With the virus being contagious, hoteliers can reconsider existing health and safety techniques, policies, and procedures. It is crucial to implement new and better safety measures to protect staff and visitors. Some include non-contact service and order deliveries, self-service pay systems or orders through mobile apps, suspension of unnecessary gatherings, hand-sanitizer distributions at entrances and exits and staff reductions.
Hoteliers should also closely monitor employees’ health conditions and take precautions through protocols to ensure that the illness does not spread.Testing, temperature checks and routine disinfecting of commonly used areas are encouraged.
Ensuring the accuracy of the information on the coronavirus is also key. Hoteliers should take special care to share verified information and not contribute to misinformating others. Only trusted and verified sources like the Centers for Disease Control and Prevention and similar should be used. This can also prevent scams and vulnerability to the leakage of sensitive data such as finances and health information on employees and customers. It is good to have a detailed course of action for operating costs, worker’s compensation and business interruption insurance coverages.

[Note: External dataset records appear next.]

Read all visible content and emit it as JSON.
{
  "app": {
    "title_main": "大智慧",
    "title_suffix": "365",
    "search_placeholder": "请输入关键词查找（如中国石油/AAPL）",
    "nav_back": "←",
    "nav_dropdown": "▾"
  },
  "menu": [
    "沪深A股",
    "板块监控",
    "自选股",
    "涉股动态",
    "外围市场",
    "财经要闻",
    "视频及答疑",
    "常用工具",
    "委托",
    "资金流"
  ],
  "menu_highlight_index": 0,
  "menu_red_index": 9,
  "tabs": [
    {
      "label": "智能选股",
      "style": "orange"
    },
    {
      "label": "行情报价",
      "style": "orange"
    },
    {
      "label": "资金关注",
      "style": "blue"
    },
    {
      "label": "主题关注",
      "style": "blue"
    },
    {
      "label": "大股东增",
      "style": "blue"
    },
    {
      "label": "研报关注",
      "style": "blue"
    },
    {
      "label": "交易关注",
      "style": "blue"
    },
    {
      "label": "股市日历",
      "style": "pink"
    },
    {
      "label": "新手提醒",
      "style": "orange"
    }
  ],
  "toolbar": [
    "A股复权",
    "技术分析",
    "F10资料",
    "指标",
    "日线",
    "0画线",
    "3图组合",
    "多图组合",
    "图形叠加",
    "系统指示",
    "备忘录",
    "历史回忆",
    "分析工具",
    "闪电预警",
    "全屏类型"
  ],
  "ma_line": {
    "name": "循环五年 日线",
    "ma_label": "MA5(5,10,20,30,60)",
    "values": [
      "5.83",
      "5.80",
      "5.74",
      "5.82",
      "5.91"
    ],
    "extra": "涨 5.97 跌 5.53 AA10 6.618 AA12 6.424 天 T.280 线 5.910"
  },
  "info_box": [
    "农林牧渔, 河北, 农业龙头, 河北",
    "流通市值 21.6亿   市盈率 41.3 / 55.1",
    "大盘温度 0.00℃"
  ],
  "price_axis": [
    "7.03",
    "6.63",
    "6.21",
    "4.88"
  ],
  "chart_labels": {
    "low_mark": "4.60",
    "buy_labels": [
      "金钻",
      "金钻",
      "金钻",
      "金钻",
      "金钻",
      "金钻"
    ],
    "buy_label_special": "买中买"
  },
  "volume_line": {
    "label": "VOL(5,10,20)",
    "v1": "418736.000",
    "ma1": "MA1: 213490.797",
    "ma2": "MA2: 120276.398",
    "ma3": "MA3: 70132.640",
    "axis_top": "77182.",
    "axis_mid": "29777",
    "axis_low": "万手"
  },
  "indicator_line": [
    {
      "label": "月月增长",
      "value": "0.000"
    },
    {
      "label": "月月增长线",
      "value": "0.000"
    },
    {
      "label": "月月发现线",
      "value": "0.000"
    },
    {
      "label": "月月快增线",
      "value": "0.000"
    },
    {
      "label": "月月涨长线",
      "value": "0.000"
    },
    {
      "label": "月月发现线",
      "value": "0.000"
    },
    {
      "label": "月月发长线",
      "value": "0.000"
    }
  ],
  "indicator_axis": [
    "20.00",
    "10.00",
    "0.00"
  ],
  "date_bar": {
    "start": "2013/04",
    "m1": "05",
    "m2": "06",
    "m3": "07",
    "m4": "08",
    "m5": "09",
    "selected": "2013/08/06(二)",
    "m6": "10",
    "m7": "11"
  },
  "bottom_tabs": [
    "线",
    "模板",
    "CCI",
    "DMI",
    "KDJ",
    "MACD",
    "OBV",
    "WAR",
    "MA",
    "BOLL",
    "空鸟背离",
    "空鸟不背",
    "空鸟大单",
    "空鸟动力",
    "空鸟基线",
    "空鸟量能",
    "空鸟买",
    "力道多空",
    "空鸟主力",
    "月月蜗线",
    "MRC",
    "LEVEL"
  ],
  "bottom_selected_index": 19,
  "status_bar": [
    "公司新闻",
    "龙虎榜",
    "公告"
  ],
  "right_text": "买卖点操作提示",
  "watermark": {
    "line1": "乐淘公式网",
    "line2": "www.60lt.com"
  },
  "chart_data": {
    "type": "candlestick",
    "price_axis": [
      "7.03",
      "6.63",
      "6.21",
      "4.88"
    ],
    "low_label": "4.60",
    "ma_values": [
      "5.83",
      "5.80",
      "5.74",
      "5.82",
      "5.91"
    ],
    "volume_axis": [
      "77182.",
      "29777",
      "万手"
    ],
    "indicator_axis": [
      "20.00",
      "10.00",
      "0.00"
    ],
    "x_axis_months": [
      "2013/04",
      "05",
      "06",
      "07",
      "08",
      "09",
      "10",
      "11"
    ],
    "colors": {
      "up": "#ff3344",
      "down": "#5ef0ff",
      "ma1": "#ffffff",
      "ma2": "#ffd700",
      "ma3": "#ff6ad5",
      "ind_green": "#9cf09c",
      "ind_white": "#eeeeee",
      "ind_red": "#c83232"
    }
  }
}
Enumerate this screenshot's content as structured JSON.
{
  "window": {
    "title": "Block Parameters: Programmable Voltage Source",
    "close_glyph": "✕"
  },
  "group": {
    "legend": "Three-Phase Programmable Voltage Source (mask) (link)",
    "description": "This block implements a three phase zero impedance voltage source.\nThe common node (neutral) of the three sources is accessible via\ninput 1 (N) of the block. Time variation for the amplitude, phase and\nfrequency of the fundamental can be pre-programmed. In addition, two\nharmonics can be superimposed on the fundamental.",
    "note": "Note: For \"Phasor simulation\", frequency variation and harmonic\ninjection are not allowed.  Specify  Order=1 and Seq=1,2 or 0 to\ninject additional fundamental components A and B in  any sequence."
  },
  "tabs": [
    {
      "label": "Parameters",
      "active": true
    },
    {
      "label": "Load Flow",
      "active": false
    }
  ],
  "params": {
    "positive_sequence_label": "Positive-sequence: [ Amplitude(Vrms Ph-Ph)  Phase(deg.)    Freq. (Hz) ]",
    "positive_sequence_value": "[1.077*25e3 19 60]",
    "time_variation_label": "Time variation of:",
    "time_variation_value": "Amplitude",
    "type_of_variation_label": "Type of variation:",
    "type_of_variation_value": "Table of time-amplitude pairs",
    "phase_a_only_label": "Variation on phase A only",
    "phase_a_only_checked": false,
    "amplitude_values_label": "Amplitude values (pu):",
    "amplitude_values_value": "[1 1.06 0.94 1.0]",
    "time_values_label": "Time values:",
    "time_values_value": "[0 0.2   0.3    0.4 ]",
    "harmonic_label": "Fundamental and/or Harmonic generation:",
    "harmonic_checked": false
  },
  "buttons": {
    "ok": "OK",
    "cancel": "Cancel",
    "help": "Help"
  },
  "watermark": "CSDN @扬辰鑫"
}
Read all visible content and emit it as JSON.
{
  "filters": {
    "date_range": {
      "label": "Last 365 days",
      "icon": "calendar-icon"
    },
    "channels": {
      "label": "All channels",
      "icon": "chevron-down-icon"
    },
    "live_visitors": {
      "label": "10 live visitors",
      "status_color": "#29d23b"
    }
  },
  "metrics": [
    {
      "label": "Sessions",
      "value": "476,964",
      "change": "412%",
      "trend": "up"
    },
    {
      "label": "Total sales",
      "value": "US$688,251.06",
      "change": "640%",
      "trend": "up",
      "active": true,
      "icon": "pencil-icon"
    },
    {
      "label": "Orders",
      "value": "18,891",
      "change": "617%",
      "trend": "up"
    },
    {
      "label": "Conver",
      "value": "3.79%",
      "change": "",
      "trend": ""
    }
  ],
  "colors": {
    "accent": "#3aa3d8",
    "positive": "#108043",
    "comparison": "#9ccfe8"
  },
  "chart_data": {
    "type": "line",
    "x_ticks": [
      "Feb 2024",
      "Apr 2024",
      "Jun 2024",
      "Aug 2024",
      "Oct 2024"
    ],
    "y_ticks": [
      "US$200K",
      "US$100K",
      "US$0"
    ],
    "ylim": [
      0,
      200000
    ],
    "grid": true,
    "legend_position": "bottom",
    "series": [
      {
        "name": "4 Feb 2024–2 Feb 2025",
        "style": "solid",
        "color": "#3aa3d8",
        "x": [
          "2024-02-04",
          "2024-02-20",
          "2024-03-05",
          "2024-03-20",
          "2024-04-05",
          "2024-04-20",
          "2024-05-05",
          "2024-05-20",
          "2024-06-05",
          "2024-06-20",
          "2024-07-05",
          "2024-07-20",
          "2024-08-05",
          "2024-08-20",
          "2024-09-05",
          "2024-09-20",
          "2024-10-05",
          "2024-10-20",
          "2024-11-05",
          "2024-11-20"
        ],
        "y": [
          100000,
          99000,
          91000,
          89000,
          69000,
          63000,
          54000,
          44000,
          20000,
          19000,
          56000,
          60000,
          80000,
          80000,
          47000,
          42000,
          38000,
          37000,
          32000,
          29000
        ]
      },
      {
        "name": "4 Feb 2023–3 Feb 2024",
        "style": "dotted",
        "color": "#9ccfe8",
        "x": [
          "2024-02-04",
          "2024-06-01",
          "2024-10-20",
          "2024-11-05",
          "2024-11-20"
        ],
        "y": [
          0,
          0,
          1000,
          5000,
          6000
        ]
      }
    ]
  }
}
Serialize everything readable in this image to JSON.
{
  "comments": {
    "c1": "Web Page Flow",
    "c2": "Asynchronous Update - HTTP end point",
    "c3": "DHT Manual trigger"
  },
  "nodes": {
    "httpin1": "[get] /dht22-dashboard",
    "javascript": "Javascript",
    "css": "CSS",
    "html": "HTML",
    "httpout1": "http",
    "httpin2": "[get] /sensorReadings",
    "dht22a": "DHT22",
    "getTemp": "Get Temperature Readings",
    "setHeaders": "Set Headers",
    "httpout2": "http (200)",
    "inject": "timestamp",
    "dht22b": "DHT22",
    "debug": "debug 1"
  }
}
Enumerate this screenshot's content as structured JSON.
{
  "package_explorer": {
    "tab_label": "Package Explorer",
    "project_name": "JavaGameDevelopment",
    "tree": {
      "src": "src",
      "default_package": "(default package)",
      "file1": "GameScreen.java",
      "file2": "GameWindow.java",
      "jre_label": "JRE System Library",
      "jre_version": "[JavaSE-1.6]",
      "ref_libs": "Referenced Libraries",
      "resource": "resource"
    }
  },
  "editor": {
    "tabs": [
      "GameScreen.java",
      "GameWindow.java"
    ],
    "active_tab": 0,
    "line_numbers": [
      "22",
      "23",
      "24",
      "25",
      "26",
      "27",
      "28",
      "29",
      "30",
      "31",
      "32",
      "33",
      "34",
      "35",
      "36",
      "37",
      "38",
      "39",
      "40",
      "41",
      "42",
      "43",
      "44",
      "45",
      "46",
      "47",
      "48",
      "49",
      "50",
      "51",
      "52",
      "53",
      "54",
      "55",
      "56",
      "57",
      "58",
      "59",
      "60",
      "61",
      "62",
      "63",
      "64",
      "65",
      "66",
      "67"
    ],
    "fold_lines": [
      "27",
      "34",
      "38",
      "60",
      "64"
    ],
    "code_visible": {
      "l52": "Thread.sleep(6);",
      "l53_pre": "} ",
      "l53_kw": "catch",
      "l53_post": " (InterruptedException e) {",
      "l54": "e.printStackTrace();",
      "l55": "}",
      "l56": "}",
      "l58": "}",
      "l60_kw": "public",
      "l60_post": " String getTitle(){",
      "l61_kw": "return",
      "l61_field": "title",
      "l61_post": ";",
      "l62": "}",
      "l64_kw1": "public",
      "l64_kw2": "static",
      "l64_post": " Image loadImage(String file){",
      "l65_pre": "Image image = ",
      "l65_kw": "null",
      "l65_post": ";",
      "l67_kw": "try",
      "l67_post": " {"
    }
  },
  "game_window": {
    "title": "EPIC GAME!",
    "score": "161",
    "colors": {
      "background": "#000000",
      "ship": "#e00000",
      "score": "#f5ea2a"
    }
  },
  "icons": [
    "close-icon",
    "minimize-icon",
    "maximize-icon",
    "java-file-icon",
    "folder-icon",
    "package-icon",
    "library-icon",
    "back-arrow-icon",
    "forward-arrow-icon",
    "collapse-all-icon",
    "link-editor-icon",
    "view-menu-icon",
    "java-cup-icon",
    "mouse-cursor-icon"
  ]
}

Break periods can be used for maintenance and renovation. Whether spontaneous or completing a Property Improvement Plan, there’s no better time to do this. Repairs can be conducted, inventory of maintenance supplies, deep cleaning and thorough safety checks can also be done.
Ultimately, taking the above steps and repurposing potential would give thousands of tourism sector workers confidence, as well as assist fiscally fragile nations. It would allow businesses to reopen sooner and operate in a manageable manner. Customers would feel safer going out to spend and this would get the domestic economy moving again.